Aziraphale sways on his feet. “Where do you expect to be open for breakfast at this hour?”

“I know a place. You’ll love it.”

He lets Crowley take his arm, and lead him to the Bentley, and put him in on the passenger side before circling round to the driver’s side. “How did, were you able to -?”

“Nice little vacation, good to get out of town sometimes. Scared the life out of some street racers in Manchester on my way through, hit some night clubs, stirred up some envy here, some avarice there - good fun. And don’t worry about your assignments. They were a doddle, left me gobs of time to hit every AIDS ward in the north. Blessings everywhere! A shotglass blessed against disease in every town I passed through!” 
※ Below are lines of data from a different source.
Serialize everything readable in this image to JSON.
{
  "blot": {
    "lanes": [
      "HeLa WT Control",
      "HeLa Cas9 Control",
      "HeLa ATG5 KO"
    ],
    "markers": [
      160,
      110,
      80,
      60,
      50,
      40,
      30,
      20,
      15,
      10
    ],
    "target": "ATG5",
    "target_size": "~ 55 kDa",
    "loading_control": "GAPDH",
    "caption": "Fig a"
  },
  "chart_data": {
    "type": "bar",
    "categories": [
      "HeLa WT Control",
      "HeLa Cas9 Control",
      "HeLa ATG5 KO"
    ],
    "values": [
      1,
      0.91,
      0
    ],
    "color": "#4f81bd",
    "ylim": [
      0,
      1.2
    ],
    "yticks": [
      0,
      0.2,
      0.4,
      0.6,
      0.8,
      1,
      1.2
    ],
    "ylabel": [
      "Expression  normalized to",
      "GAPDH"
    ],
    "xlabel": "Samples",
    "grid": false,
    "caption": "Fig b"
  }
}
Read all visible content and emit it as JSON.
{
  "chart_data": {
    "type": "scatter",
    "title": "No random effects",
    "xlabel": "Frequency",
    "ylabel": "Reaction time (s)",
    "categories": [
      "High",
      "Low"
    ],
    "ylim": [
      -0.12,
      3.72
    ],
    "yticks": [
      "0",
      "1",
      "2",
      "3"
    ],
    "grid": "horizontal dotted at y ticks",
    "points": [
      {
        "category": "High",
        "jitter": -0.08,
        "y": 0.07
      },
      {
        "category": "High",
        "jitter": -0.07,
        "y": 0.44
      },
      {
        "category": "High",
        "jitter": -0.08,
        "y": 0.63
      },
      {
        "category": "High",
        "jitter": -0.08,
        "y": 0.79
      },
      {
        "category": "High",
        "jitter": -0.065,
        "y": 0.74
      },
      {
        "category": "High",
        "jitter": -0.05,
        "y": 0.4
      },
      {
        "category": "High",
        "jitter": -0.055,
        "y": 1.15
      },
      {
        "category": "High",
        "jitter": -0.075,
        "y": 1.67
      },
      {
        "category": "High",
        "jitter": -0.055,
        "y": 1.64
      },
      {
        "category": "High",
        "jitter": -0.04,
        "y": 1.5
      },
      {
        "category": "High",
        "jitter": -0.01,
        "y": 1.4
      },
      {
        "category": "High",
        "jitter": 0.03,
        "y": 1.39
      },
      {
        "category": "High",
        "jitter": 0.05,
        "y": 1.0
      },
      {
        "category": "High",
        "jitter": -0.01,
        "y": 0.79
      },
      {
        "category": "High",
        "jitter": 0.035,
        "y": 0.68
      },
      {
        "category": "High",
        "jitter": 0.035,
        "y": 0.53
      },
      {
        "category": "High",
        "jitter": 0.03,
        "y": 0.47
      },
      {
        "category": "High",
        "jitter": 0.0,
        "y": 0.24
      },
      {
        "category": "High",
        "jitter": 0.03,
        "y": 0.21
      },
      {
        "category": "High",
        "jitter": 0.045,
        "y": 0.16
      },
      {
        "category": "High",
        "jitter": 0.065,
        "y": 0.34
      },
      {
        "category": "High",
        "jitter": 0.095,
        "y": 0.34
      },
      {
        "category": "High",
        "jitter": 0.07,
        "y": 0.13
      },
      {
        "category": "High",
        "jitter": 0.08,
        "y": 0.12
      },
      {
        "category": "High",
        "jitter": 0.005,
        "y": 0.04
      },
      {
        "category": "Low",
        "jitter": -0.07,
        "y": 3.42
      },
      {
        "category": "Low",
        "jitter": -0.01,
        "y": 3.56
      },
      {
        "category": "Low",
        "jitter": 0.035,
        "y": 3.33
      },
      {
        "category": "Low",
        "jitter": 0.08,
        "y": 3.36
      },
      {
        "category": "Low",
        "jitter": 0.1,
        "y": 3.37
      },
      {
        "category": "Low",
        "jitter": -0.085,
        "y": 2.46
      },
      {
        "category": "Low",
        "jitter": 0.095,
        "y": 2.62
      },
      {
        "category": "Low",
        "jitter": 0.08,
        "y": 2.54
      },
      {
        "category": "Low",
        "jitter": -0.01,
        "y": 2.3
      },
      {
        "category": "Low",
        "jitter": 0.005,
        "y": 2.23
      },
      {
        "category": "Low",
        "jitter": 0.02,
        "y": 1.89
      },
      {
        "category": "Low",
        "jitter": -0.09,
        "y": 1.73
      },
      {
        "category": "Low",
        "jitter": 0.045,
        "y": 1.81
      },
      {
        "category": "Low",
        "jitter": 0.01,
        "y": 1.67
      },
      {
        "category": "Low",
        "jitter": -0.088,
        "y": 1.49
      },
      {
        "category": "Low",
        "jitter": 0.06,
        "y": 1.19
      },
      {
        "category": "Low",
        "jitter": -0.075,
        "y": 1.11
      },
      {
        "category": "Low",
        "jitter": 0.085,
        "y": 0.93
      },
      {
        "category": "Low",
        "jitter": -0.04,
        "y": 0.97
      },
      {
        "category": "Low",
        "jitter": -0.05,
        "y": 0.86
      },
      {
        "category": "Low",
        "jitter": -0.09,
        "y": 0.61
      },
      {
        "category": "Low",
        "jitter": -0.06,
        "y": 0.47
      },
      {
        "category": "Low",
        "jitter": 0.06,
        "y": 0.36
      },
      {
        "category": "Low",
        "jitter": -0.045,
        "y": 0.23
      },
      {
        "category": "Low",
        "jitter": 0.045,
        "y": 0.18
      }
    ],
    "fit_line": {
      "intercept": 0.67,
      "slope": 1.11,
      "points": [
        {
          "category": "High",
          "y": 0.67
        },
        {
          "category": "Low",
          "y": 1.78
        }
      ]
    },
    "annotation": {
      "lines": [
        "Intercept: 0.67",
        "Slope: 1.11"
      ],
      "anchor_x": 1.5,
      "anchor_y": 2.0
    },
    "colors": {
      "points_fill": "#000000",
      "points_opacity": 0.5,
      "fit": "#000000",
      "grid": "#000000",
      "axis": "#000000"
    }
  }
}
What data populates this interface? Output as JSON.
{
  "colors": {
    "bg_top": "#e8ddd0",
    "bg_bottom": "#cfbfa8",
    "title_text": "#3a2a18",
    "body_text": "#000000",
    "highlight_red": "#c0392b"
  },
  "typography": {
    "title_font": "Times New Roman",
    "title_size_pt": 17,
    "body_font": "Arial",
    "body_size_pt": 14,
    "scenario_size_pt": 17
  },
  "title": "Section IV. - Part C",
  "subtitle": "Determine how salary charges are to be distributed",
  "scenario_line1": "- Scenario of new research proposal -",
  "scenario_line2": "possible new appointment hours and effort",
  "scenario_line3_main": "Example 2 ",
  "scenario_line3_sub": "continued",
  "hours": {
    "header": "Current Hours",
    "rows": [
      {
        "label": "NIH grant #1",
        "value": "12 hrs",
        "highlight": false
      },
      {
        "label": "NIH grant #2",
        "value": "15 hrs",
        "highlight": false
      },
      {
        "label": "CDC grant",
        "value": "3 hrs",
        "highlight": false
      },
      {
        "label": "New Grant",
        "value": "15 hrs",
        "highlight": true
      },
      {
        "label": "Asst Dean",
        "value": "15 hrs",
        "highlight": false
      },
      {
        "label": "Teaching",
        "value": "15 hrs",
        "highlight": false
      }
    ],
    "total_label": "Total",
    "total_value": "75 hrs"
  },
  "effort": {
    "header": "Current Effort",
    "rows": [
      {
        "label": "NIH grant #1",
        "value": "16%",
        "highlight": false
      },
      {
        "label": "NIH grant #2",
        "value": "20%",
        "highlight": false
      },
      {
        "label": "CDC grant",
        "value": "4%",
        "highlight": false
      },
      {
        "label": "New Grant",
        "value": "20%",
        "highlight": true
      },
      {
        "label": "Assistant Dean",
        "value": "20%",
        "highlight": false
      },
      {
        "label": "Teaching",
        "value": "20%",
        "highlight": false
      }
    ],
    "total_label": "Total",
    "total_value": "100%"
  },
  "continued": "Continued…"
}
Aziraphale couldn’t bear to look at Crowley. “If your side finds out what you’ve been doing -“

“Screw ‘em. I’m not letting you discorporate yourself trying to minister to every AIDS patient in the country.”

“I shouldn’t - I don’t know why -“ Aziraphale feels his breath get ragged, and realizes that, the Dairy Milk aside, he hasn’t eaten in three days. “It’s not like, not like it’s the Black Death, taking whole families. And they’ve - and, and, I shouldn’t - I ought to be able to - My reports - I haven’t, haven’t been in the same wing as a pediatric oncology ward in months -“

Crowley puts his hand on the top of the seat back by Aziraphale’s head. “They’re your people.”

“They’re all my people. I’m the Guardian of Great Britain, not just, not - But I can’t, can’t compartmentalize - them - and it’s like this, it’s everywhere, New York, Paris, Berlin - I -“ He leans sideways until his head rests against Crowley’s shoulder.

Crowley’s arms close around him as he sobs in the Bentley’s warm and sheltering darkness.